Na medida em que a trama se desenrola, fatos novos surgem, indícios vão aparecendo, e o roteiro, que é muito bem escrito, permite que ora acreditemos na inocência da personagem, ora duvidemos de que não tenha sido ela a responsável. De uma forma muito interessante o filme mostra que o fato original não pode ser recriado, as intenções dos envolvidos não podem ser acessadas e o que se tem é apenas um quebra-cabeças que pouco a pouco aparenta estar sendo montado a partir dos horizontes apresentados pela mulher, pelo filho e pelos indícios encontrados.

É a partir destes horizontes entrecortados que já no tribunal uma trama dentro da trama começa a ser desembolada. Passamos a nos questionar: o que nos faz crer que a personagem é inocente ou culpada são indícios concretos ou nós, expectadores sem visão privilegiada dos fatos, estamos tão sujeitos, assim como o tribunal, a aquilo que se apresenta como mera narrativa e que não necessariamente corresponde à verdade? É curioso perceber que os flashbacks presentes nesta parte do filme não servem para nos conduzir aos fatos originais, mas tão somente à uma reconstrução criada à partir da versão de algum dos personagens. E mesmo as versões apresentadas por peritos e especialista não são objetivas, são igualmente baseadas na interpretação, onde na maior parte das vezes os preconceitos dos intérpretes falam mais que as coisas analisadas em si.


Em um dado momento, um dos personagens afirma que no processo a verdade dos fatos não é o que importa, mas as impressões criadas e alimentadas; outra personagem, mais adiante, afirma que é necessário decidir mesmo diante de uma dúvida substancial e que o decidido tem validade, tem valor de verdade, como se a decisão consistisse em uma última análise em uma substituição da verdade factual pela verdade solipsista daquele em quem está investido o poder de julgar.

Aqui já é possível ensaiar algumas reflexões sobre a diferença entre a verdade factual e a verdade processual. A verdade processual sempre resultará de atos de interpretação, é a partir da linguagem que uma recriação da situação original é possível, o filósofo alemão Hans-Georg Gadamer nos lembra que “o ser que pode ser conhecido é linguagem”, o que quer dizer que acessamos as coisas sempre tendo a linguagem como condição, e no processo a verdade se forma como uma narrativa que resulta da apresentação de um horizonte por um dos lados, pela contraposição deste horizonte ao horizonte apresentado pelo outro lado da lide e pela ampliação destes horizontes pela produção/dilação probatória.

Há, no entanto, situações em que os horizontes apresentados, mesmo após contrapostos e ampliados, se mostram insuficientes para que a verdade insurja, é o que na linguagem jurídica é chamado de dúvida substancial.

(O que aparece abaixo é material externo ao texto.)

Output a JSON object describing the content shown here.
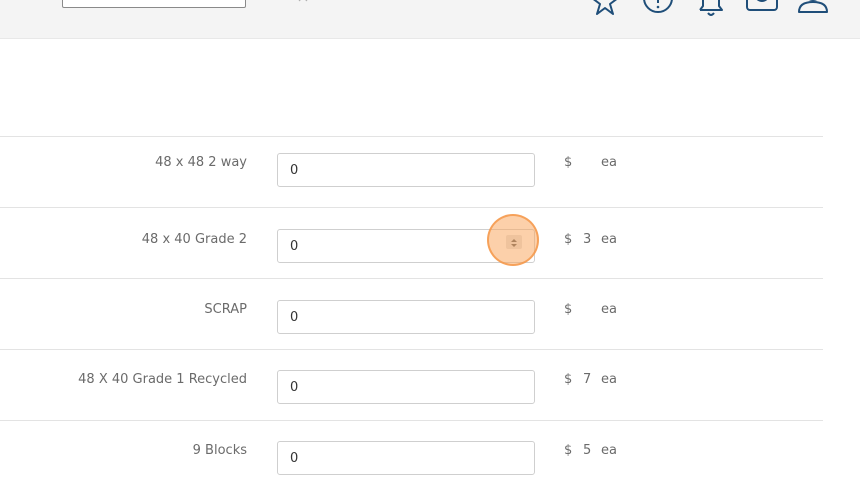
{
  "topbar": {
    "icons": [
      "bookmark-star-icon",
      "info-circle-icon",
      "bell-icon",
      "inbox-icon",
      "user-icon"
    ]
  },
  "rows": [
    {
      "label": "48 x 48 2 way",
      "value": "0",
      "currency": "$",
      "price": "",
      "unit": "ea"
    },
    {
      "label": "48 x 40 Grade 2",
      "value": "0",
      "currency": "$",
      "price": "3",
      "unit": "ea"
    },
    {
      "label": "SCRAP",
      "value": "0",
      "currency": "$",
      "price": "",
      "unit": "ea"
    },
    {
      "label": "48 X 40 Grade 1 Recycled",
      "value": "0",
      "currency": "$",
      "price": "7",
      "unit": "ea"
    },
    {
      "label": "9 Blocks",
      "value": "0",
      "currency": "$",
      "price": "5",
      "unit": "ea"
    }
  ],
  "colors": {
    "icon": "#1f4e79",
    "highlight": "#f7a35c"
  }
}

Uma situação deste tipo traz o questionamento proposto pelo filme: há justiça no ato de entregar a alguém, que decidirá conforma sua consciência em uma situação de incerteza, o poder de destruir a vida de outrem? Este é um dos dilemas fundamentais da justiça, é o problema com o qual a deusa Palas Atena se depara no último ato da peça As Eumênides, escrita na Grécia no ano de 458 a.C por Ésquilo. É o mesmo dilema que os jurados enfrentam no clássico Onze Homens e uma Sentença (1957), de Sidney Lumet.

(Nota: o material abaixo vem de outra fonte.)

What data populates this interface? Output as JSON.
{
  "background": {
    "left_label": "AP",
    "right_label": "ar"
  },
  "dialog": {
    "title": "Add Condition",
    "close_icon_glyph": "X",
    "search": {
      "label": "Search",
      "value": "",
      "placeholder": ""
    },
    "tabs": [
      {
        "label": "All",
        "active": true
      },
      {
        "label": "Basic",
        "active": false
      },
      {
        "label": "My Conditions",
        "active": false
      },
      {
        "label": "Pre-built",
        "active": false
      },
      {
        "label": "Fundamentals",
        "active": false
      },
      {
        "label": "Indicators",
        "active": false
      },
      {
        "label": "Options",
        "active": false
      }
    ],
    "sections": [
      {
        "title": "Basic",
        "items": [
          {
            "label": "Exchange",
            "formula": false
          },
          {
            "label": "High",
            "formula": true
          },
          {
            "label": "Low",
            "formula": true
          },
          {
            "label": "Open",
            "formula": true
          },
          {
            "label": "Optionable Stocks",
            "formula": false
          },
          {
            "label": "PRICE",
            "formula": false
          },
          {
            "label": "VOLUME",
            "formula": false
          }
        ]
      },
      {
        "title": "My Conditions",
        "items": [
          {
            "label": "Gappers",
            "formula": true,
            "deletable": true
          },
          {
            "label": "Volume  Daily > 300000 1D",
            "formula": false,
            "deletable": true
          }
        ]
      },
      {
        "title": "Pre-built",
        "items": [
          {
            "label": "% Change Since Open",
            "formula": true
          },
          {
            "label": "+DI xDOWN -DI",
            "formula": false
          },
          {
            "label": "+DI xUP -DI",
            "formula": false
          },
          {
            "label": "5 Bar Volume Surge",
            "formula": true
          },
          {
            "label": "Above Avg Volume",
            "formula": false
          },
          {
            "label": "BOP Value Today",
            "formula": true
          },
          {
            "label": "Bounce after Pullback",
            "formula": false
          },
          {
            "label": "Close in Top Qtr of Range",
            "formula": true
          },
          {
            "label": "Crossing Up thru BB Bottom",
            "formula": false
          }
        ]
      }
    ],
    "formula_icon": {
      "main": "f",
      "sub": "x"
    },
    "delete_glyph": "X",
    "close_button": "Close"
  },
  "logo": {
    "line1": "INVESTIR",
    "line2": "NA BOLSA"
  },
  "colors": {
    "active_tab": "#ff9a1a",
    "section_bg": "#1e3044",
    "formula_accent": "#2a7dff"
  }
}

Em Anatomia de uma Queda a justiça é representada por um dos personagens (e tem um elemento óbvio que comprova esta minha tese), é este personagem que faz questionamentos pertinentes em uma dada passagem da trama e é a ele que cabe, ainda que indiretamente, a mesma decisão que no clássico grego coube à deusa Atena.

Anatomia de uma Queda é um filme que merece ser visto e muito debatido, é um excelente material para uma aula de Teoria do Direito ou de Processo Penal, principalmente em um tempo em que estamos, como sociedade, tão entregues à sanha punitivista que nos faz confundir justiçamentos com justiça. 

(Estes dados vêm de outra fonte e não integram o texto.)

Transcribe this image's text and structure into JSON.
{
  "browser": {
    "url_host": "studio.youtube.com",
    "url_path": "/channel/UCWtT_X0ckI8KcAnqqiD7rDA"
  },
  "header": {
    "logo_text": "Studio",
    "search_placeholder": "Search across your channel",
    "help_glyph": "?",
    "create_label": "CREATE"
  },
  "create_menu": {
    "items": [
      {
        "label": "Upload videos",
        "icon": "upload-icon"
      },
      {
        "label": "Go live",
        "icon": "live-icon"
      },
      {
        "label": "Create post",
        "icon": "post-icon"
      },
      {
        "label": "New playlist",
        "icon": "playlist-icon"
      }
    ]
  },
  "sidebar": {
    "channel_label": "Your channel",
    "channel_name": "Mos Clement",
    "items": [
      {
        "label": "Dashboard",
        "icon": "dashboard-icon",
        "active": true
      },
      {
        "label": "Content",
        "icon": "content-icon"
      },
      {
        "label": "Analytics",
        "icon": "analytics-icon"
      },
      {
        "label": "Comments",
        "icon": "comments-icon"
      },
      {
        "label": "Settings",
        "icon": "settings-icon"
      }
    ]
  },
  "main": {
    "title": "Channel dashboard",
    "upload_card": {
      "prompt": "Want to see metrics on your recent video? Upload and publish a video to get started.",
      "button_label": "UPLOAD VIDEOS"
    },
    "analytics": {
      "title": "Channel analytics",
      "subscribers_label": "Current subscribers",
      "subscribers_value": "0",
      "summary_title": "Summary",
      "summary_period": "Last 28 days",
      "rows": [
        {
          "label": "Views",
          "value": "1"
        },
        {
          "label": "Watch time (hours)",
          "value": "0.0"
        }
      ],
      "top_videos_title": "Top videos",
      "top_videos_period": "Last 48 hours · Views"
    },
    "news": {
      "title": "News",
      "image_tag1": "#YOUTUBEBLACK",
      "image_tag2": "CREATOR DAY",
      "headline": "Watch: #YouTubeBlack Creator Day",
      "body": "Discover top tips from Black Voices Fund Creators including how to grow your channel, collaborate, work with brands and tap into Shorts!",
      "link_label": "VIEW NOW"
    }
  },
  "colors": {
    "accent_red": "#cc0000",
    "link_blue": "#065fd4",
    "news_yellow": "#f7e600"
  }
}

Anatomia de uma Queda, que estreou no Brasil na última quinta-feira, está indicado ao Oscar nas categorias de Melhor Filme, Melhor Direção (Justine Triet), Melhor Atriz (Sandra Hüller), Melhor Roteiro Original e Melhor Edição. Deveria estar indicado também na categoria de Melhor Filme em Língua Estrangeira, mas a França apostou em La Passion de Dodin Bouffant, que não recebeu nenhuma indicação. A cerimônia do Oscar acontecerá no dia 10 de março.